Florida: 73 Percent Who Shoot Blacks and Use ‘Stand Your Ground’ Walk

The state law that gained the spotlight in the Trayvon Martin case has seen a higher percentage of people go free after a black person is killed than after the victim is white.

By Jorge Rivas Jun 04, 2012

A Tampa Bay Times analysis of almost 200 cases — the first to examine the role of race in Florida’s "Stand Your Ground" or "Kill at Will" laws — found that people who killed a black person walked free 73 percent of the time, while those who killed a white person went free 59 percent of the time.

Questions of race have surrounded Florida’s controversial "Kill at Will" law since George Zimmerman killed unarmed black teenager Trayvon Martin in February. The law made national headlines because it was part of a system of laws that helped keep Zimmerman out of jail for more than a month.

The study found that regardless of what race the killer was, if the victim was black they were more likely to walk free.

"I don’t think judges or prosecutors or whoever works in the field of criminal justice is consciously saying black life is worth less than that of other ethnicities," Kareem Jordan, a criminologist at the University of Central Florida told the Times. "But at the end of the day, it could be something that’s subconscious going on if you look at how the media depicts black life."

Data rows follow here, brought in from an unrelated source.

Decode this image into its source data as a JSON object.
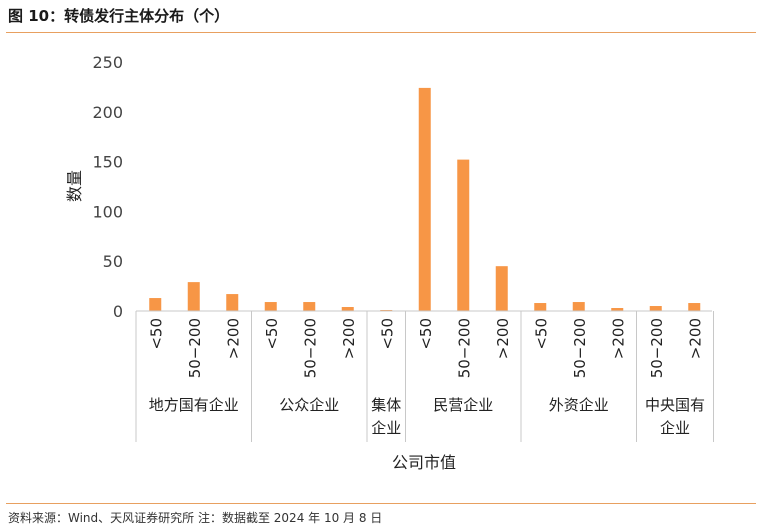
{
  "header": {
    "title": "图 10：转债发行主体分布（个）"
  },
  "footer": {
    "note": "资料来源：Wind、天风证券研究所 注：数据截至 2024 年 10 月 8 日"
  },
  "chart_data": {
    "type": "bar",
    "title": "",
    "xlabel": "公司市值",
    "ylabel": "数量",
    "ylim": [
      0,
      250
    ],
    "yticks": [
      0,
      50,
      100,
      150,
      200,
      250
    ],
    "grid": false,
    "bar_color": "#f79646",
    "groups": [
      {
        "name": "地方国有企业",
        "categories": [
          "<50",
          "50−200",
          ">200"
        ],
        "values": [
          13,
          29,
          17
        ]
      },
      {
        "name": "公众企业",
        "categories": [
          "<50",
          "50−200",
          ">200"
        ],
        "values": [
          9,
          9,
          4
        ]
      },
      {
        "name": "集体企业",
        "categories": [
          "<50"
        ],
        "values": [
          1
        ]
      },
      {
        "name": "民营企业",
        "categories": [
          "<50",
          "50−200",
          ">200"
        ],
        "values": [
          224,
          152,
          45
        ]
      },
      {
        "name": "外资企业",
        "categories": [
          "<50",
          "50−200",
          ">200"
        ],
        "values": [
          8,
          9,
          3
        ]
      },
      {
        "name": "中央国有企业",
        "categories": [
          "50−200",
          ">200"
        ],
        "values": [
          5,
          8
        ]
      }
    ]
  }
}
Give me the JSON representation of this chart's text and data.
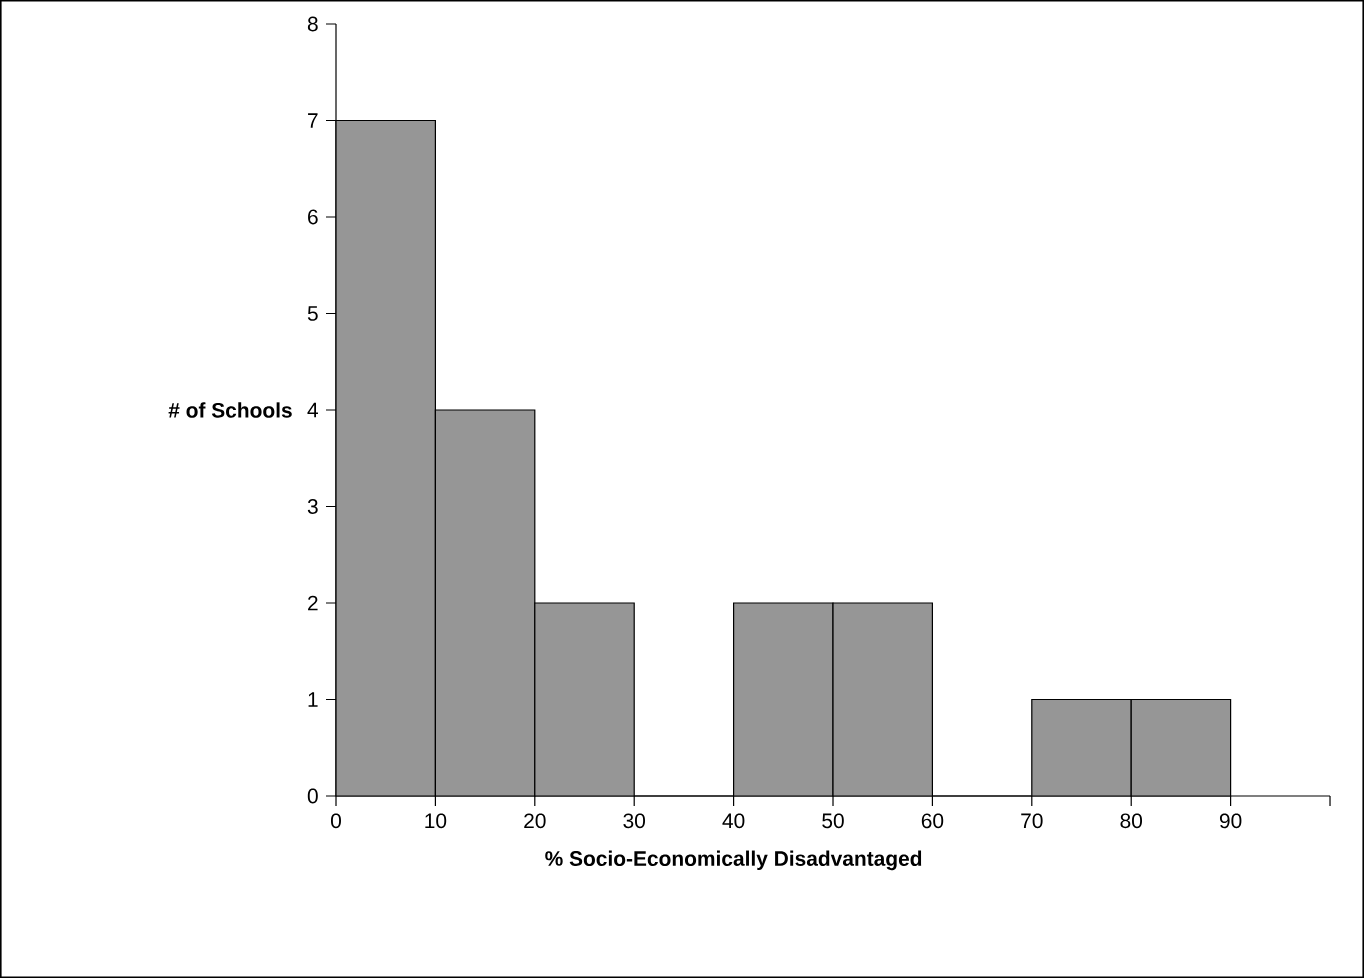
{
  "chart_data": {
    "type": "histogram",
    "xlabel": "% Socio-Economically Disadvantaged",
    "ylabel": "# of Schools",
    "bins": [
      0,
      10,
      20,
      30,
      40,
      50,
      60,
      70,
      80,
      90
    ],
    "values": [
      7,
      4,
      2,
      0,
      2,
      2,
      0,
      1,
      1
    ],
    "color": "#969696",
    "xlim": [
      0,
      100
    ],
    "xticks": [
      0,
      10,
      20,
      30,
      40,
      50,
      60,
      70,
      80,
      90,
      {
        "value": 100,
        "label": null
      }
    ],
    "ylim": [
      0,
      8
    ],
    "yticks": [
      0,
      1,
      2,
      3,
      4,
      5,
      6,
      7,
      8
    ]
  }
}
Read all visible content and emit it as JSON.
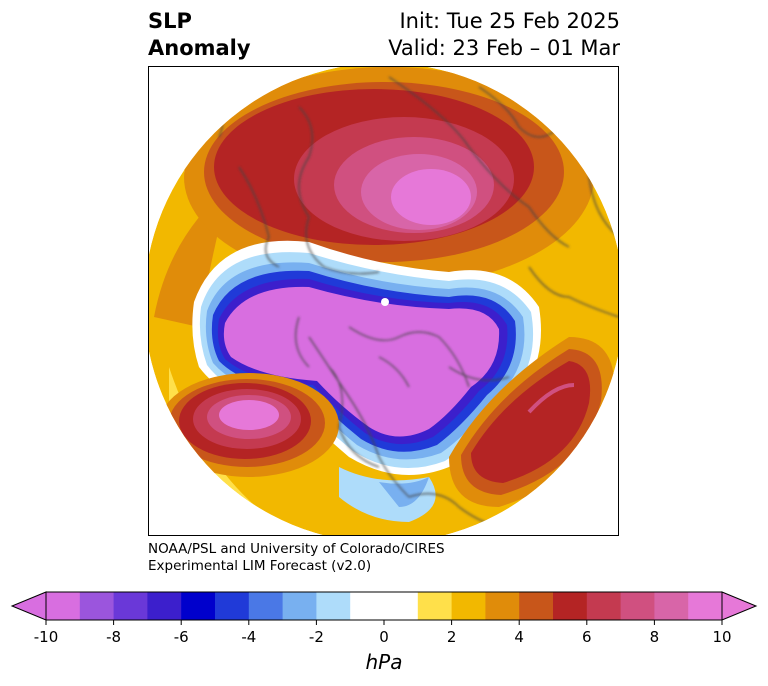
{
  "title": {
    "left_line1": "SLP",
    "left_line2": "Anomaly",
    "right_line1": "Init: Tue 25 Feb 2025",
    "right_line2": "Valid: 23 Feb – 01 Mar"
  },
  "credit": {
    "line1": "NOAA/PSL and University of Colorado/CIRES",
    "line2": "Experimental LIM Forecast (v2.0)"
  },
  "colorbar": {
    "unit": "hPa",
    "ticks": [
      "-10",
      "-8",
      "-6",
      "-4",
      "-2",
      "0",
      "2",
      "4",
      "6",
      "8",
      "10"
    ],
    "colors": [
      "#d86ee0",
      "#9b55dd",
      "#6a38d8",
      "#3c1fcc",
      "#0000cc",
      "#203ad8",
      "#4a78e6",
      "#78b0f0",
      "#aedcfa",
      "#ffffff",
      "#ffffff",
      "#ffe04a",
      "#f2b800",
      "#e08c0a",
      "#c8561a",
      "#b42424",
      "#c43a50",
      "#d05080",
      "#d865a8",
      "#e678d8"
    ]
  },
  "map": {
    "projection": "north-polar-stereographic",
    "features": [
      "negative-anomaly-arctic",
      "positive-anomaly-europe-russia",
      "positive-anomaly-north-atlantic",
      "positive-anomaly-north-pacific"
    ]
  }
}
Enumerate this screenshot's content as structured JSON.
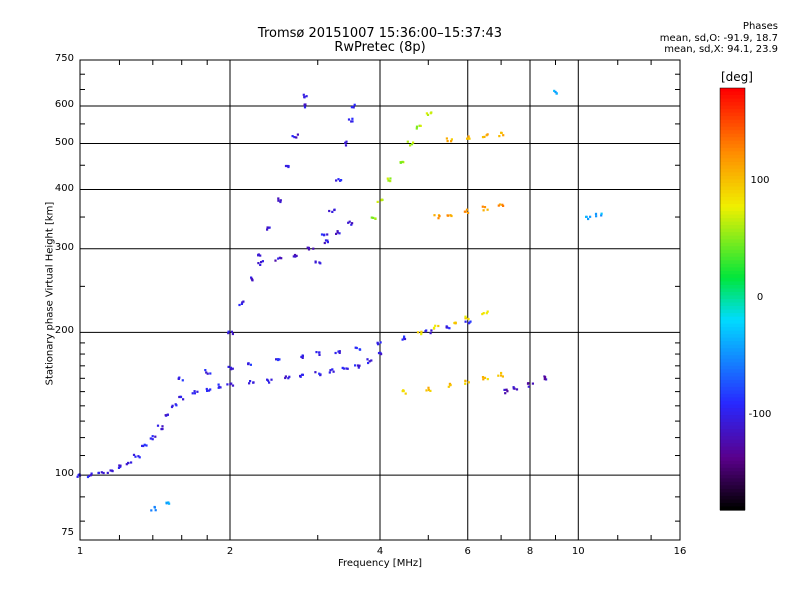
{
  "header": {
    "title": "Tromsø 20151007 15:36:00–15:37:43",
    "subtitle": "RwPretec (8p)"
  },
  "stats": {
    "heading": "Phases",
    "o_mode": "mean, sd,O: -91.9, 18.7",
    "x_mode": "mean, sd,X:  94.1, 23.9"
  },
  "colorbar": {
    "unit": "[deg]",
    "range": [
      -180,
      180
    ],
    "ticks": [
      {
        "value": 100,
        "label": "100"
      },
      {
        "value": 0,
        "label": "0"
      },
      {
        "value": -100,
        "label": "-100"
      }
    ]
  },
  "chart_data": {
    "type": "scatter",
    "xlabel": "Frequency [MHz]",
    "ylabel": "Stationary phase Virtual Height [km]",
    "x_scale": "log",
    "y_scale": "log",
    "xlim": [
      1,
      16
    ],
    "ylim": [
      73,
      750
    ],
    "x_ticks": [
      {
        "value": 1,
        "label": "1"
      },
      {
        "value": 2,
        "label": "2"
      },
      {
        "value": 4,
        "label": "4"
      },
      {
        "value": 6,
        "label": "6"
      },
      {
        "value": 8,
        "label": "8"
      },
      {
        "value": 10,
        "label": "10"
      },
      {
        "value": 16,
        "label": "16"
      }
    ],
    "y_ticks": [
      {
        "value": 75,
        "label": "75"
      },
      {
        "value": 100,
        "label": "100"
      },
      {
        "value": 200,
        "label": "200"
      },
      {
        "value": 300,
        "label": "300"
      },
      {
        "value": 400,
        "label": "400"
      },
      {
        "value": 500,
        "label": "500"
      },
      {
        "value": 600,
        "label": "600"
      },
      {
        "value": 750,
        "label": "750"
      }
    ],
    "grid": true,
    "color_variable": "phase [deg]",
    "traces": [
      {
        "mode": "O",
        "phase": -100,
        "points": [
          [
            1.0,
            100
          ],
          [
            1.05,
            100
          ],
          [
            1.1,
            101
          ],
          [
            1.15,
            102
          ],
          [
            1.2,
            104
          ],
          [
            1.25,
            106
          ],
          [
            1.3,
            110
          ],
          [
            1.35,
            115
          ],
          [
            1.4,
            120
          ],
          [
            1.45,
            126
          ],
          [
            1.5,
            133
          ],
          [
            1.55,
            140
          ],
          [
            1.6,
            145
          ],
          [
            1.7,
            150
          ],
          [
            1.8,
            152
          ],
          [
            1.9,
            154
          ],
          [
            2.0,
            155
          ],
          [
            2.2,
            157
          ],
          [
            2.4,
            158
          ],
          [
            2.6,
            160
          ],
          [
            2.8,
            162
          ],
          [
            3.0,
            164
          ],
          [
            3.2,
            166
          ],
          [
            3.4,
            168
          ],
          [
            3.6,
            170
          ],
          [
            3.8,
            174
          ],
          [
            4.0,
            180
          ]
        ]
      },
      {
        "mode": "O",
        "phase": -95,
        "points": [
          [
            1.6,
            160
          ],
          [
            1.8,
            165
          ],
          [
            2.0,
            168
          ],
          [
            2.2,
            171
          ],
          [
            2.5,
            175
          ],
          [
            2.8,
            178
          ],
          [
            3.0,
            180
          ],
          [
            3.3,
            182
          ],
          [
            3.6,
            185
          ],
          [
            4.0,
            190
          ],
          [
            4.5,
            195
          ],
          [
            5.0,
            200
          ],
          [
            5.5,
            205
          ],
          [
            6.0,
            210
          ]
        ]
      },
      {
        "mode": "O",
        "phase": -105,
        "points": [
          [
            2.0,
            200
          ],
          [
            2.1,
            230
          ],
          [
            2.2,
            260
          ],
          [
            2.3,
            290
          ],
          [
            2.4,
            330
          ],
          [
            2.5,
            380
          ],
          [
            2.6,
            450
          ],
          [
            2.7,
            520
          ],
          [
            2.8,
            600
          ],
          [
            2.85,
            630
          ]
        ]
      },
      {
        "mode": "O",
        "phase": -100,
        "points": [
          [
            3.0,
            280
          ],
          [
            3.1,
            320
          ],
          [
            3.2,
            360
          ],
          [
            3.3,
            420
          ],
          [
            3.4,
            500
          ],
          [
            3.5,
            560
          ],
          [
            3.55,
            600
          ]
        ]
      },
      {
        "mode": "O",
        "phase": -110,
        "points": [
          [
            2.3,
            280
          ],
          [
            2.5,
            285
          ],
          [
            2.7,
            290
          ],
          [
            2.9,
            300
          ],
          [
            3.1,
            310
          ],
          [
            3.3,
            325
          ],
          [
            3.5,
            340
          ]
        ]
      },
      {
        "mode": "X",
        "phase": 60,
        "points": [
          [
            3.9,
            350
          ],
          [
            4.0,
            380
          ],
          [
            4.2,
            420
          ],
          [
            4.4,
            460
          ],
          [
            4.6,
            500
          ],
          [
            4.8,
            540
          ],
          [
            5.0,
            580
          ]
        ]
      },
      {
        "mode": "X",
        "phase": 120,
        "points": [
          [
            5.2,
            350
          ],
          [
            5.5,
            355
          ],
          [
            6.0,
            360
          ],
          [
            6.5,
            365
          ],
          [
            7.0,
            370
          ]
        ]
      },
      {
        "mode": "X",
        "phase": 110,
        "points": [
          [
            5.5,
            510
          ],
          [
            6.0,
            515
          ],
          [
            6.5,
            520
          ],
          [
            7.0,
            522
          ]
        ]
      },
      {
        "mode": "X",
        "phase": 100,
        "points": [
          [
            4.5,
            150
          ],
          [
            5.0,
            152
          ],
          [
            5.5,
            155
          ],
          [
            6.0,
            157
          ],
          [
            6.5,
            160
          ],
          [
            7.0,
            163
          ]
        ]
      },
      {
        "mode": "X",
        "phase": 90,
        "points": [
          [
            4.8,
            200
          ],
          [
            5.2,
            205
          ],
          [
            5.6,
            210
          ],
          [
            6.0,
            215
          ],
          [
            6.5,
            220
          ]
        ]
      },
      {
        "mode": "O",
        "phase": -120,
        "points": [
          [
            7.2,
            150
          ],
          [
            7.5,
            152
          ],
          [
            8.0,
            155
          ],
          [
            8.5,
            160
          ]
        ]
      },
      {
        "mode": "O",
        "phase": -40,
        "points": [
          [
            1.4,
            85
          ],
          [
            1.5,
            87
          ],
          [
            9.0,
            640
          ],
          [
            10.5,
            350
          ],
          [
            11.0,
            355
          ]
        ]
      }
    ]
  }
}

Others say "Kill at Will" laws are nothing new and they’re now just allowing ordinary citizens to do something police officers have no done fore years.

"Stand your ground laws shouldn’t be called that," Victor Rios, a sociologist at the University of California at Santa Barbara, told Colorlines.com in March. "It’s essentially giving citizens permission to do what cops have been doing forever to black and brown men: shoot first."